Le président iranien Hassan Rouhani a violemment dénoncé tout ceux qui, à l’intérieur ou à l’extérieur des frontières, s’opposent à sa politique de rapprochement avec le monde et aux négociations nucléaires, dans un discours diffusé lundi matin par la télévision d’Etat.

« Certains crient des slogans mais ce sont des froussards politiques », a lancé le président, faisant référence aux ultraconservateurs qui critiquent les négociations nucléaires en affirmant que l’Iran a trop cédé face aux grandes puissances.

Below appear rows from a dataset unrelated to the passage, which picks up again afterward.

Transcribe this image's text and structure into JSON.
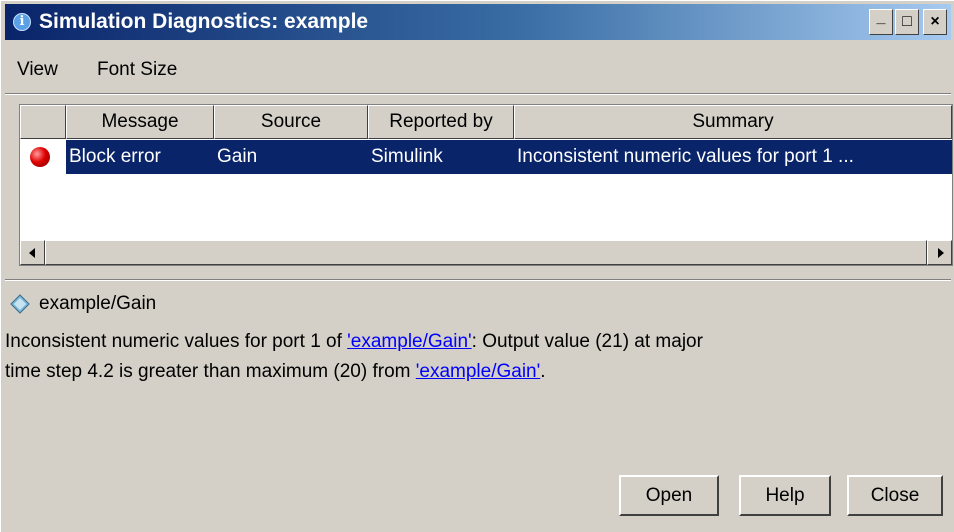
{
  "window": {
    "title": "Simulation Diagnostics: example",
    "title_icon": "info-icon",
    "controls": {
      "minimize": "_",
      "maximize": "□",
      "close": "×"
    }
  },
  "menu": {
    "items": [
      {
        "label": "View"
      },
      {
        "label": "Font Size"
      }
    ]
  },
  "table": {
    "columns": [
      {
        "label": ""
      },
      {
        "label": "Message"
      },
      {
        "label": "Source"
      },
      {
        "label": "Reported by"
      },
      {
        "label": "Summary"
      }
    ],
    "rows": [
      {
        "icon": "error-icon",
        "selected": true,
        "message": "Block error",
        "source": "Gain",
        "reported_by": "Simulink",
        "summary": "Inconsistent numeric values for port 1 ..."
      }
    ]
  },
  "details": {
    "path_icon": "block-icon",
    "path": "example/Gain",
    "line1_prefix": "Inconsistent numeric values for port 1 of ",
    "line1_link": "'example/Gain'",
    "line1_suffix": ": Output value (21) at major",
    "line2_prefix": "time step 4.2 is greater than maximum (20) from ",
    "line2_link": "'example/Gain'",
    "line2_suffix": "."
  },
  "buttons": {
    "open": "Open",
    "help": "Help",
    "close": "Close"
  },
  "colors": {
    "selection": "#0a246a",
    "link": "#0000ff",
    "error": "#e00000",
    "face": "#d4d0c8"
  }
}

« Dès qu’on veut négocier, ils disent qu’ils tremblent. Au diable! Allez trouver un endroit pour vous réchauffer. L’entente-phobie est une erreur », a déclaré le président ajoutant que l’Iran disposait des « meilleurs diplomates au monde » pour mener les négociations nucléaires.

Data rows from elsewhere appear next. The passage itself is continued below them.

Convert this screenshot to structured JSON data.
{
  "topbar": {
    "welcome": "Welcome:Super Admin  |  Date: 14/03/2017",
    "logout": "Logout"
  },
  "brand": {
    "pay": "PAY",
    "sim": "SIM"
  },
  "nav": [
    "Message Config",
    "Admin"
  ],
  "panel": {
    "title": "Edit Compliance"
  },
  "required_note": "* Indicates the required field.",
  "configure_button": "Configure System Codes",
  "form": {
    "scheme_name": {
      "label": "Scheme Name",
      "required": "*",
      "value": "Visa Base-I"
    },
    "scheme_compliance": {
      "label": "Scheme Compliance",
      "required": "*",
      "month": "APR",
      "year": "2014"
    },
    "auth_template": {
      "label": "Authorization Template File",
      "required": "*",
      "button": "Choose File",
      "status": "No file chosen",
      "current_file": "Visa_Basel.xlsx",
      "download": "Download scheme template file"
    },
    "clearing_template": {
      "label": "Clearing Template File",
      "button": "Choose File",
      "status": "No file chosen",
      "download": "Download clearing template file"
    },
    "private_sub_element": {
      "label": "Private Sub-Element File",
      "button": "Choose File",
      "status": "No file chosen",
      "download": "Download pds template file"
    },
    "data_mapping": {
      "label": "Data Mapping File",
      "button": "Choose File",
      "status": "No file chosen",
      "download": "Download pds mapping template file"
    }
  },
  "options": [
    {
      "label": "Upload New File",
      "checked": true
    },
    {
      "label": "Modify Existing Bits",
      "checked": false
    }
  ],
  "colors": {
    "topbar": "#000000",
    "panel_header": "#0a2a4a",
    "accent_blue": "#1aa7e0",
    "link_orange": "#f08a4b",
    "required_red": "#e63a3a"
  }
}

L’Iran et les puissances du groupe 5+1 (Etats-Unis, France, Royaume-Uni, Russie, Chine et Allemagne) sont engagés dans des négociations pour tenter de conclure un accord final réglant la crise du nucléaire iranien.

Selon un premier accord entré en application en janvier, l’Iran a accepté de geler une partie de son programme nucléaire, et a obtenu en contrepartie la levée partielle des sanctions internationales, les deux principaux sujets des discussions.

Les négociations prolongées de quatre mois par les deux parties –qui se sont fixées la date butoir du 24 novembre– doivent reprendre en septembre prochain.

M. Rouhani, qui intervenait devant les ambassadeurs iraniens réunis à Téhéran pour un séminaire annuel, s’en est également pris à ceux qui, à l’extérieur, s’opposent à tout accord sur le nucléaire en développant « l’Iranophobie, l’islamophobie » et en accusant l’Iran de chercher à fabriquer l’arme atomique.

« L’Iran ne cherche pas et ne cherchera jamais à fabriquer des armes de destruction massive car c’est contre nos croyances, notre charia et la fatwa (décret religieux, ndlr) du guide suprême », l’ayatollah Ali Khamenei, a-t-il ajouté.

M. Rouhani a défendu une solution « gagnant-gagnant » à la crise du nucléaire qui dure depuis dix ans car une solution « gagnant-perdant ne durera pas ».

« Quelqu’un m’a dit que nous devions duper l’autre partie, j’ai répondu ce monde est révolu… Certains ont cinquante ans de retard sur l’histoire », a-t-il déclaré en parlant des ultraconservateurs.

« Nous voulons le règlement de la question nucléaire qui est une crise artificielle créée par certains (en Occident, ndlr) Lorsqu’il y aura un accord, ils (Occidentaux, ndlr) vont crier qu’ils ont réussi à empêcher l’Iran d’accéder à la bombe nucléaire. Eux aussi vivent dans le passé. Ce temps est révolu », a-t-il dit.

En s’adressant aux diplomates présents, il a affirmé qu’ils fallait « changer l’image de l’Iran qui a été ternie ces dernières années ».

Dans le même temps, M. Rouhani a affirmé que tout en voulant des « relations amicales avec le reste du monde », Téhéran « défendra ses droits et ses intérêts nationaux » en matière nucléaire. « Nous sommes déterminés à régler le problème mais nous ne céderons en aucune manière sur nos droits », a-t-il martelé.

Il a expliqué que l’Iran « voulait régler ses problèmes y compris avec les pays avec lesquels nous avions des tensions pendant de longues années ».

« S’ils respectent nos droits (…) nous pourrons même avoir des relations normales », a ajouté le président iranien, une allusion aux Etats-Unis qu’il n’a toutefois pas nommés.

Les responsables iraniens ont affirmé à plusieurs reprises qu’ils voulaient avoir à l’issue des négociations la possibilité d’avoir un programme d’enrichissement d’uranium de taille industrielle et ne se contenteront pas d’un programme limité, comme le demandent les Etats-Unis et les pays occidentaux.